My walking is my meditation. The rhythm dictated by the beating heart of the land, its inhabitants and the weather. Shamanically, I am walking between the worlds, whilst my body negotiates the hills and stones, inclines and summits, I am also in a curious other-space, a space of crystal clear awareness where life force shimmers in every crevice. The conversation now, is an interplay of wind, rain sunlight and mist, weaving the physical and the "other-space" together, no seam visible. Gifts of stones, feathers, empty birds eggs are as jewels and harness the sacred energy of the spirit of place.
I often wonder if I walk to think, or to avoid thinking. In escaping the logical method of thinking, we can think "through" using our third eye, our inner ear, our outer space!

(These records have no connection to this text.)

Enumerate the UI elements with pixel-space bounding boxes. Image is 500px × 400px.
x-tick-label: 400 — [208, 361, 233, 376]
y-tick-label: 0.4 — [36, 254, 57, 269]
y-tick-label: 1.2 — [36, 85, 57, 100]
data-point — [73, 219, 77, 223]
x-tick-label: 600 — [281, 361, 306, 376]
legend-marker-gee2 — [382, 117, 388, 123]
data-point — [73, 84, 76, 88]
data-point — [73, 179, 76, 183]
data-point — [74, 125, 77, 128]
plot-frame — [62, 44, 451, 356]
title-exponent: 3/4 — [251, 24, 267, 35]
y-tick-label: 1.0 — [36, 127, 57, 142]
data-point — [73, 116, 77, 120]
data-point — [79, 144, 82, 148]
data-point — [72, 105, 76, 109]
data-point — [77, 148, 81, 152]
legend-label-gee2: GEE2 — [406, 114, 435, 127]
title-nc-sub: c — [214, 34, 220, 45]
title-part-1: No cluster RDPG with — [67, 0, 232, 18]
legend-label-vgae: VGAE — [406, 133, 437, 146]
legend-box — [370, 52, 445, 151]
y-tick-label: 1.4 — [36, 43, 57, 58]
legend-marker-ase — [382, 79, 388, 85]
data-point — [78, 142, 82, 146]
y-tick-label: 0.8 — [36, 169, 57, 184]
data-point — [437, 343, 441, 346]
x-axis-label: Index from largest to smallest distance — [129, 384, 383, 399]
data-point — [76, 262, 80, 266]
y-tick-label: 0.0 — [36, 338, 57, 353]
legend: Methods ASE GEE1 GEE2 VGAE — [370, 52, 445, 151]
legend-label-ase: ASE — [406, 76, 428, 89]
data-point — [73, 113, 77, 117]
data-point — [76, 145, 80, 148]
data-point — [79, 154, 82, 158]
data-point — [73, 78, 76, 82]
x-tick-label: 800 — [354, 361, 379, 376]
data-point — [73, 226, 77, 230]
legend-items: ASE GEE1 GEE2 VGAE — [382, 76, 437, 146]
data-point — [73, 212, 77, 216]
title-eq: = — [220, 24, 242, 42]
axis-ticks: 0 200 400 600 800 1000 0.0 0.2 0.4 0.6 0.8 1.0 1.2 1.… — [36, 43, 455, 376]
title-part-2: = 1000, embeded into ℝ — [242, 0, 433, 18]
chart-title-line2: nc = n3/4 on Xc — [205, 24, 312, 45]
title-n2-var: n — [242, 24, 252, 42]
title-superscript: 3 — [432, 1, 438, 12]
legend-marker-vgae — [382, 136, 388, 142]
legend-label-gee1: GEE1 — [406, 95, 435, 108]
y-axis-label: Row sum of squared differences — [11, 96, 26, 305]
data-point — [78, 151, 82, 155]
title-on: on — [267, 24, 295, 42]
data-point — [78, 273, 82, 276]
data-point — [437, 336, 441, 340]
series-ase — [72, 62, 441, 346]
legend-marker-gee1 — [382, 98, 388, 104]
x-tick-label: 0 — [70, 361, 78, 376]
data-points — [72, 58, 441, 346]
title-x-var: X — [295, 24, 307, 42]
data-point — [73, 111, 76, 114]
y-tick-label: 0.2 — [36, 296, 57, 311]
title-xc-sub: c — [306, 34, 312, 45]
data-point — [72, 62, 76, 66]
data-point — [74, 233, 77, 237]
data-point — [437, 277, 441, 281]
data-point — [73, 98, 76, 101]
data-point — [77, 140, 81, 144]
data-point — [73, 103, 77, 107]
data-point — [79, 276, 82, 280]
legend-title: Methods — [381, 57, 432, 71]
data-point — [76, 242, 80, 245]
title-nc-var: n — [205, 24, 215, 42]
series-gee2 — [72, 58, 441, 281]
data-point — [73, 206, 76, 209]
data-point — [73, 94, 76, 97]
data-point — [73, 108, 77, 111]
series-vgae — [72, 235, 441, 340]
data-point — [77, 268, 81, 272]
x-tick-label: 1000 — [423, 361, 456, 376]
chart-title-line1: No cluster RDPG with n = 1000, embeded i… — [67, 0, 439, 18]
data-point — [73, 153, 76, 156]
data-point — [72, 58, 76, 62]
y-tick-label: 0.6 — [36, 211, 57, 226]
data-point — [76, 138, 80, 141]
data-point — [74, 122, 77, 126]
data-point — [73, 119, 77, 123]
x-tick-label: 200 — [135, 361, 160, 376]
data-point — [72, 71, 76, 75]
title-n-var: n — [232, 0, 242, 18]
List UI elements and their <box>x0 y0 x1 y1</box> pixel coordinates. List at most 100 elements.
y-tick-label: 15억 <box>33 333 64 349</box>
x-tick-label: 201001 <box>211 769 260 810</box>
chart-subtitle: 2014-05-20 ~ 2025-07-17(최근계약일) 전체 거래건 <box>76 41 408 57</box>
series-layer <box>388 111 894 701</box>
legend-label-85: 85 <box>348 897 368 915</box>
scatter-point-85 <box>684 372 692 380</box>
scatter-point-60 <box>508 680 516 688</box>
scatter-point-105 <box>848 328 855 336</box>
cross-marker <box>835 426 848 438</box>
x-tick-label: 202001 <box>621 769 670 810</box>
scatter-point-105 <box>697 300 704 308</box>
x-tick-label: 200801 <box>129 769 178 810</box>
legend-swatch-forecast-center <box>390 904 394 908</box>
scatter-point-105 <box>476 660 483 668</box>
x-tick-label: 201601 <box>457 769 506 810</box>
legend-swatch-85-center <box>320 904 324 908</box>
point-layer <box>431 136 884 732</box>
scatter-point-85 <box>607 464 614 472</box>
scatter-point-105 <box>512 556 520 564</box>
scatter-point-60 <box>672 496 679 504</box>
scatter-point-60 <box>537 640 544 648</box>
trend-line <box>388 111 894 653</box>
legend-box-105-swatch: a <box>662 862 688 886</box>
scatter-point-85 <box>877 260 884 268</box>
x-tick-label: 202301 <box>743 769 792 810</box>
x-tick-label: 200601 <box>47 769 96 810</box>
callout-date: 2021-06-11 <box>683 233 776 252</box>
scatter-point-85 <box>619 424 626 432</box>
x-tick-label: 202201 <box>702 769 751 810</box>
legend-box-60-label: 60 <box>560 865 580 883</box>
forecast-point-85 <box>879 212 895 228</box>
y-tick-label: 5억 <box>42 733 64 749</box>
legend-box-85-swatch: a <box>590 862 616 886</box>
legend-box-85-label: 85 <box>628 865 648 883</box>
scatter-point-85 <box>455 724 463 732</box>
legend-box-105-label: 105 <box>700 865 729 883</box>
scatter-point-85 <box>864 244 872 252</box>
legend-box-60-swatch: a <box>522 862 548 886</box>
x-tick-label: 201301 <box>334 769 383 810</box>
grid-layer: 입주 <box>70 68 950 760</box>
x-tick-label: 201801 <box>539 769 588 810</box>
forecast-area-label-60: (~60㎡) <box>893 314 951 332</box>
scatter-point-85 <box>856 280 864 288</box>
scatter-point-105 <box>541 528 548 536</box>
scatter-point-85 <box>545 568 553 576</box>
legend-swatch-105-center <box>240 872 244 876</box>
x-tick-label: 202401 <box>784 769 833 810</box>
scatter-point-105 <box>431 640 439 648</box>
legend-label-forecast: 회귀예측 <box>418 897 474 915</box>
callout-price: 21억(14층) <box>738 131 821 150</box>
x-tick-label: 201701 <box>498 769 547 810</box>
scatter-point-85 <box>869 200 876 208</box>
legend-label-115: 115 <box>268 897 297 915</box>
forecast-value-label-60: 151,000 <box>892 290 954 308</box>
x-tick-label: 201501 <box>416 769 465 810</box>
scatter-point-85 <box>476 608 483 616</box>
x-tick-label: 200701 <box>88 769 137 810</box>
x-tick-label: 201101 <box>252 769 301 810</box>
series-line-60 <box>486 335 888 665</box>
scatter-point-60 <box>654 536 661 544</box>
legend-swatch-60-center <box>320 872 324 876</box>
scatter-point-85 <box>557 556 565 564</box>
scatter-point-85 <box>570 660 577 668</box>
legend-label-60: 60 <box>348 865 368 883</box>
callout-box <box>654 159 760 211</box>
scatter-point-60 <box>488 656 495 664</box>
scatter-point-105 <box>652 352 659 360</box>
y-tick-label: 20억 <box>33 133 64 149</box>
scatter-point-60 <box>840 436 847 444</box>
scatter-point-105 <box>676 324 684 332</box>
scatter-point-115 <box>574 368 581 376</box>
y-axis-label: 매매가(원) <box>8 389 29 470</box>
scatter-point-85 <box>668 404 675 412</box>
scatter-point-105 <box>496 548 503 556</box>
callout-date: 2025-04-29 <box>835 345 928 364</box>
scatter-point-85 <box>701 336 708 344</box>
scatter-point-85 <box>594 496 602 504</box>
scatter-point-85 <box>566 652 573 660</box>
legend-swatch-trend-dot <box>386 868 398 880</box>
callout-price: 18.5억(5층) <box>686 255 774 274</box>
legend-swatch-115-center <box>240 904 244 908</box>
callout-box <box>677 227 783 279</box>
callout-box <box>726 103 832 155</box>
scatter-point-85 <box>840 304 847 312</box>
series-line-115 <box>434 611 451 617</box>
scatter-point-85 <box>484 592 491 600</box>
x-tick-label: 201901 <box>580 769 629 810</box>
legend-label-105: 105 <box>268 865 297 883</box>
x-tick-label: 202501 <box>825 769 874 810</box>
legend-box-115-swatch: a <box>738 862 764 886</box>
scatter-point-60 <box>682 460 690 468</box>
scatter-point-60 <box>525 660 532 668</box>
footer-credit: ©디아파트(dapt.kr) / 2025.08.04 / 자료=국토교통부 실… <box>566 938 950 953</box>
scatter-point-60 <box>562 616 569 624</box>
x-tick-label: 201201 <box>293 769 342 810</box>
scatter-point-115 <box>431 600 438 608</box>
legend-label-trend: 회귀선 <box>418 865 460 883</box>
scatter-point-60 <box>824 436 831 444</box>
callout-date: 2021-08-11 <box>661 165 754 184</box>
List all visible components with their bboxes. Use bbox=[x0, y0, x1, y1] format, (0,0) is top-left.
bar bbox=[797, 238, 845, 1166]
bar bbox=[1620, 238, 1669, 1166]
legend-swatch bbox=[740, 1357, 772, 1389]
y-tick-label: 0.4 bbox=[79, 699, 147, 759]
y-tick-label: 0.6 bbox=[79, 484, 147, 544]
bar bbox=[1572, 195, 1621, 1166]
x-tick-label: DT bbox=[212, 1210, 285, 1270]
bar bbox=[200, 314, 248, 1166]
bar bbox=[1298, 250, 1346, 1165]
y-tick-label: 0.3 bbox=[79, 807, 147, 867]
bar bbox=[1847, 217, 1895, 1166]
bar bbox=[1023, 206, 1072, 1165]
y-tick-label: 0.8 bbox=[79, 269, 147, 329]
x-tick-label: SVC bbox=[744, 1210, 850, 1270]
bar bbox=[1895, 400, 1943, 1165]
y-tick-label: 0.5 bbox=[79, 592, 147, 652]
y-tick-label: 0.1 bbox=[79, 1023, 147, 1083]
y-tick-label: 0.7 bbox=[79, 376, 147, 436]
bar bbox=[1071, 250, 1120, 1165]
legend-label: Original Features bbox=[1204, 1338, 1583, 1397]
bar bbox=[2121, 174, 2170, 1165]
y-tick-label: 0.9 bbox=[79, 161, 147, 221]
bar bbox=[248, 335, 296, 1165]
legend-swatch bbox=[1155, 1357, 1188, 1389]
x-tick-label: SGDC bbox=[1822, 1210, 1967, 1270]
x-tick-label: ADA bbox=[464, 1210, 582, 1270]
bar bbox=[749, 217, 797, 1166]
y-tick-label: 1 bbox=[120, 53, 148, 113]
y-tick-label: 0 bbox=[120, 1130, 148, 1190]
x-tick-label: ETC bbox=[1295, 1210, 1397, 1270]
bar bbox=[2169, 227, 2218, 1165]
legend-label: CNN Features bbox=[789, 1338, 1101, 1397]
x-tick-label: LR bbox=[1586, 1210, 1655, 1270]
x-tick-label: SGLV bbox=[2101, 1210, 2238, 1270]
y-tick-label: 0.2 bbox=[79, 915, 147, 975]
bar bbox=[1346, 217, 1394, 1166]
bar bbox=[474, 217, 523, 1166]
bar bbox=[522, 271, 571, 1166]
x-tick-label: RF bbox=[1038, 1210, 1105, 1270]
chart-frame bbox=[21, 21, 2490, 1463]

I return, lady wind at my back, leaning against her very physical reality. At home, I empty my treasure onto the kitchen table, a beautiful scrap of fluorite,detritus from the lead mining, a feather, probably from a curlew, a piece of flint, not a naturally occurring rock in these parts, so a trace of my ancestors almost missed were it not for the walk between the worlds. Sacred objects with stories and power, connections from this realm of existence to the ones that interpenetrate our denser reality.
As William Blake said,
 " To see the world in a grain of sand, and heaven in a wild flower,
 hold infinity in the palm of your hand, and eternity in an hour."
Outside the clouds are glowering, and although its barely 2pm, it has all the aspects of dusk. Spits of rain spatter the window, and an odd golden luminesence hangs in the air. Back fully in this body, this house, I look out as if at a painting, an objective view, something outside of myself, but when I'm walking I am that painting, I am the weaver, I am the web.